To return to another of Mather’s images, if the mother of religiosity breeds prosperity, which in turn begets idolatry, unbelief, and irreligiousness, the American history of blessings and judgments hints at the only way forward toward true flourishing. “Give me neither poverty nor riches,” we read in Proverbs, “but give me only my daily bread.” Jesus taught his disciples to pray that latter request in his Sermon on the Mount, where we also find the truth as Luke writes that “blessed are the poor,” to which Matthew adds: “in spirit” (5:3). Another kind of “double consciousness” is necessary, it seems, for the proper valuation of money. Americans must see themselves not only as citizens of an earthly kingdom and having a temporal citizenship, but also as having an eternal destiny. For Christians, this comes to expression in an identity conscious of loves for and loyalties to both the earthly city and the city of God. 

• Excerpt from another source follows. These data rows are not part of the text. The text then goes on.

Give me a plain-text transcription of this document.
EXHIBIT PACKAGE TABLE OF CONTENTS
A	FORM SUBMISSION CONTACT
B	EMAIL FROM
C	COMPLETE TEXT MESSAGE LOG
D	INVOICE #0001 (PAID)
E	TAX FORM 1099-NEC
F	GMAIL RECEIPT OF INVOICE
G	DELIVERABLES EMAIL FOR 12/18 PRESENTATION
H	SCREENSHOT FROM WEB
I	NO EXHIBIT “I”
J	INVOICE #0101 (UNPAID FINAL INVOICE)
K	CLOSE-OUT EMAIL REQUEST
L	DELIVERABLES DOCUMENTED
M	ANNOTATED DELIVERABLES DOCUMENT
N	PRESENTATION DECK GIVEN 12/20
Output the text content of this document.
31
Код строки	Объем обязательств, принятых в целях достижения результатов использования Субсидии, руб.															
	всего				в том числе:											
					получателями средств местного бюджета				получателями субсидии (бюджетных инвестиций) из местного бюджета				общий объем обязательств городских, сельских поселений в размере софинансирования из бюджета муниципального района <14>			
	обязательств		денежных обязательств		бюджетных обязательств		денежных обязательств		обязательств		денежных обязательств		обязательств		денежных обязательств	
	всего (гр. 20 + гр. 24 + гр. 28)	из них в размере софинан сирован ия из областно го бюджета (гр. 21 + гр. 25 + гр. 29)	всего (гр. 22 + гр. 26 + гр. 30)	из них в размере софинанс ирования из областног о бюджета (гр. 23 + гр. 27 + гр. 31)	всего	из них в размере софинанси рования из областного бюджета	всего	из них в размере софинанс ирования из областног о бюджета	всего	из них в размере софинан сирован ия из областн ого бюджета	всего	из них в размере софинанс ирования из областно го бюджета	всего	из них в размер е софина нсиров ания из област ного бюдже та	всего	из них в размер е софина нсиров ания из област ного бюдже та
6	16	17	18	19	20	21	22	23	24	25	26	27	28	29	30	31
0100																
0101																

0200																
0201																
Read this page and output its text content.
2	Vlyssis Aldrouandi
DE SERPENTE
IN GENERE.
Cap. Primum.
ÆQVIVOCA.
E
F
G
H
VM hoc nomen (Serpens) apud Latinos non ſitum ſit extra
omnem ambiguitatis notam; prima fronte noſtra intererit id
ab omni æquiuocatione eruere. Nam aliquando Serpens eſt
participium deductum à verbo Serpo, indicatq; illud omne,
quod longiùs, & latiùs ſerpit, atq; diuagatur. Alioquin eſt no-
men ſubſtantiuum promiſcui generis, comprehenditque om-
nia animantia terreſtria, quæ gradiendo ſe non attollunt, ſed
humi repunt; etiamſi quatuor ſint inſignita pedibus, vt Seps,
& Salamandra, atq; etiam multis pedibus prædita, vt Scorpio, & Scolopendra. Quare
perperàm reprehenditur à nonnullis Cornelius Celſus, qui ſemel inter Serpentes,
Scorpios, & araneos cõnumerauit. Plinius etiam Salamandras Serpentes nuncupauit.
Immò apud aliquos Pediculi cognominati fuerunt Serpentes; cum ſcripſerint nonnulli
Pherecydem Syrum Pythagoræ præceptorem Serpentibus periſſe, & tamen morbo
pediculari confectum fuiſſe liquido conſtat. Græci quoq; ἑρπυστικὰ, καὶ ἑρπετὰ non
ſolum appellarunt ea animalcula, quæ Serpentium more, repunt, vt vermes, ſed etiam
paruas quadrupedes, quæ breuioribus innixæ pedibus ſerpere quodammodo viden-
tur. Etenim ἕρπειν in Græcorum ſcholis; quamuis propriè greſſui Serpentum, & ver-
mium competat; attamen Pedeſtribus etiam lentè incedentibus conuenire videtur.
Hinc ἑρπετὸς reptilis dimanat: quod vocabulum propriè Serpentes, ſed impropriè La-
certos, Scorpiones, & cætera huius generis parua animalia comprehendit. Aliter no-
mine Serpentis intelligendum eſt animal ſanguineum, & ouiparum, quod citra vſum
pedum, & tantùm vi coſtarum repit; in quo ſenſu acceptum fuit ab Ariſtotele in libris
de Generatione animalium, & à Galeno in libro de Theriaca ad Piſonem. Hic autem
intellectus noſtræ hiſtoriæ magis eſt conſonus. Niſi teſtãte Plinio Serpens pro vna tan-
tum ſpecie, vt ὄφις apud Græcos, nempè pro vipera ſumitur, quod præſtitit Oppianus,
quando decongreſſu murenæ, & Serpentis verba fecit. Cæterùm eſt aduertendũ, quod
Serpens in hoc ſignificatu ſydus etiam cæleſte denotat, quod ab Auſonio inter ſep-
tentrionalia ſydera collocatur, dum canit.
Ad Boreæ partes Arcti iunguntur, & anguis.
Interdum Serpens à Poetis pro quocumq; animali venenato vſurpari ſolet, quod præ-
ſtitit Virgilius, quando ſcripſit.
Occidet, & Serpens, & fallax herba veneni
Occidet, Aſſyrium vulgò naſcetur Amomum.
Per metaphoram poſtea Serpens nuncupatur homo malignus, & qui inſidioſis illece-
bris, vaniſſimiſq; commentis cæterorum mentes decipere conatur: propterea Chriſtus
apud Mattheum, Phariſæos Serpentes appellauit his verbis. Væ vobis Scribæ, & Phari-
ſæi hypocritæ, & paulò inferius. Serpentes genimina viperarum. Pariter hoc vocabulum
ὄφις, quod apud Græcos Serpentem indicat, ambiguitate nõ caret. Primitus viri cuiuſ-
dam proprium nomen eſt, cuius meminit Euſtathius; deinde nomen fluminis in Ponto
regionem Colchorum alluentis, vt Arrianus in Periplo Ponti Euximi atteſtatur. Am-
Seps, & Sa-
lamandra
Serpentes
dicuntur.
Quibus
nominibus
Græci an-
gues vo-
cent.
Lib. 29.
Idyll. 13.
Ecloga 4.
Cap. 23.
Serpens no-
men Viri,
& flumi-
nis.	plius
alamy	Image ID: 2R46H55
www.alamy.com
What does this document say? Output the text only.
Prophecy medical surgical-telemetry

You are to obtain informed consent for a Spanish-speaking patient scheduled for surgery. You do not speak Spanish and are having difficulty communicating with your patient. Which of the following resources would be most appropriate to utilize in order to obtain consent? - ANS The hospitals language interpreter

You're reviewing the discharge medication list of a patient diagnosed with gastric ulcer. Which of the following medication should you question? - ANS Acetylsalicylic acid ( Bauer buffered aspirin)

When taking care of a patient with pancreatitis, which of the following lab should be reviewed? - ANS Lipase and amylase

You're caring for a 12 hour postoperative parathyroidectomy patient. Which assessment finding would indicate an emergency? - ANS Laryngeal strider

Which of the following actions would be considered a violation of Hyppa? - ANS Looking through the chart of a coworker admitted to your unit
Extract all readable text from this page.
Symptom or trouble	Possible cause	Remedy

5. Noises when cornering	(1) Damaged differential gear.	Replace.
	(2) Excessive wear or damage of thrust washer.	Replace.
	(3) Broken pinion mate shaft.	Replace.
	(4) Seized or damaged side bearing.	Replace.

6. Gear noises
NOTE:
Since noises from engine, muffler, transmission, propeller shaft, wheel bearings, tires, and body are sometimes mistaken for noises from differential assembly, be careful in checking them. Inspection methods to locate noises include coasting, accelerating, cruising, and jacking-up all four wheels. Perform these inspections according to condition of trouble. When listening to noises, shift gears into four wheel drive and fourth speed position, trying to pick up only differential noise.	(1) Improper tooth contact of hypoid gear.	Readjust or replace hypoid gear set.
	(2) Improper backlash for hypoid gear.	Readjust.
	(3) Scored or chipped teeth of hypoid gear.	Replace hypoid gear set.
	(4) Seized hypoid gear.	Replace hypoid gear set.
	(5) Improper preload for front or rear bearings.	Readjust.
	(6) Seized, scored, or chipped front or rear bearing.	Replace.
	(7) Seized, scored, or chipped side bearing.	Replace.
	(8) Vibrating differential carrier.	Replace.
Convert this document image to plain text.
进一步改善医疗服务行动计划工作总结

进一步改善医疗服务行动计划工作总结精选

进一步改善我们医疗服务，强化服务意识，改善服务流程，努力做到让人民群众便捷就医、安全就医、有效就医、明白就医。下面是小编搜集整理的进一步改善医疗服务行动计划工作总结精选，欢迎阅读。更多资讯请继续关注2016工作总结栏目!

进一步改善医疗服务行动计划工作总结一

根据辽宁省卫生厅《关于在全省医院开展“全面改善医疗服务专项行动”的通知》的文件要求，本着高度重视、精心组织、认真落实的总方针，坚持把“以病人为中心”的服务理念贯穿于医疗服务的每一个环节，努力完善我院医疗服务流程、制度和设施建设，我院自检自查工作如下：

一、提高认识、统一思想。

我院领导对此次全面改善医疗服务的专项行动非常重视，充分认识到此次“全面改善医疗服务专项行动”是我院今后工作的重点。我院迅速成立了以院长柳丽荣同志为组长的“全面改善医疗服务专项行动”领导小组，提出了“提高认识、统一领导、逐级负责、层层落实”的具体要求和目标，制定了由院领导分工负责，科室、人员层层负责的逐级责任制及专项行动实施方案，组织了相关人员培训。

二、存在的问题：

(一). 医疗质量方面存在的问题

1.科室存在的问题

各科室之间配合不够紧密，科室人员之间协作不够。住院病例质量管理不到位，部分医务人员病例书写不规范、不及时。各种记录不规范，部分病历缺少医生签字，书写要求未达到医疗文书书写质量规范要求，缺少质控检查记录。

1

“Is money a miracle or a disaster?” wonders Morrow. Is it something to be thankful for or something to be mourned? It depends. Is money the god you serve or is your money in service to God? This dichotomy sets the parameters for the options facing Americans yesterday, today, and tomorrow, or what the Didache describes as the paths leading either to death or to life. On its own, money certainly seems to require gratitude, to the original giver of all good gifts as well as to those who have made it possible to earn and enjoy its benefits. If money so often leads to despair and ingratitude, however, we have to wonder if the problem is to be found ultimately in money itself or rather in those who love it wrongly. Whether money is ultimately a miracle or a disaster depends entirely upon what people “seek first” (Matt 6:33).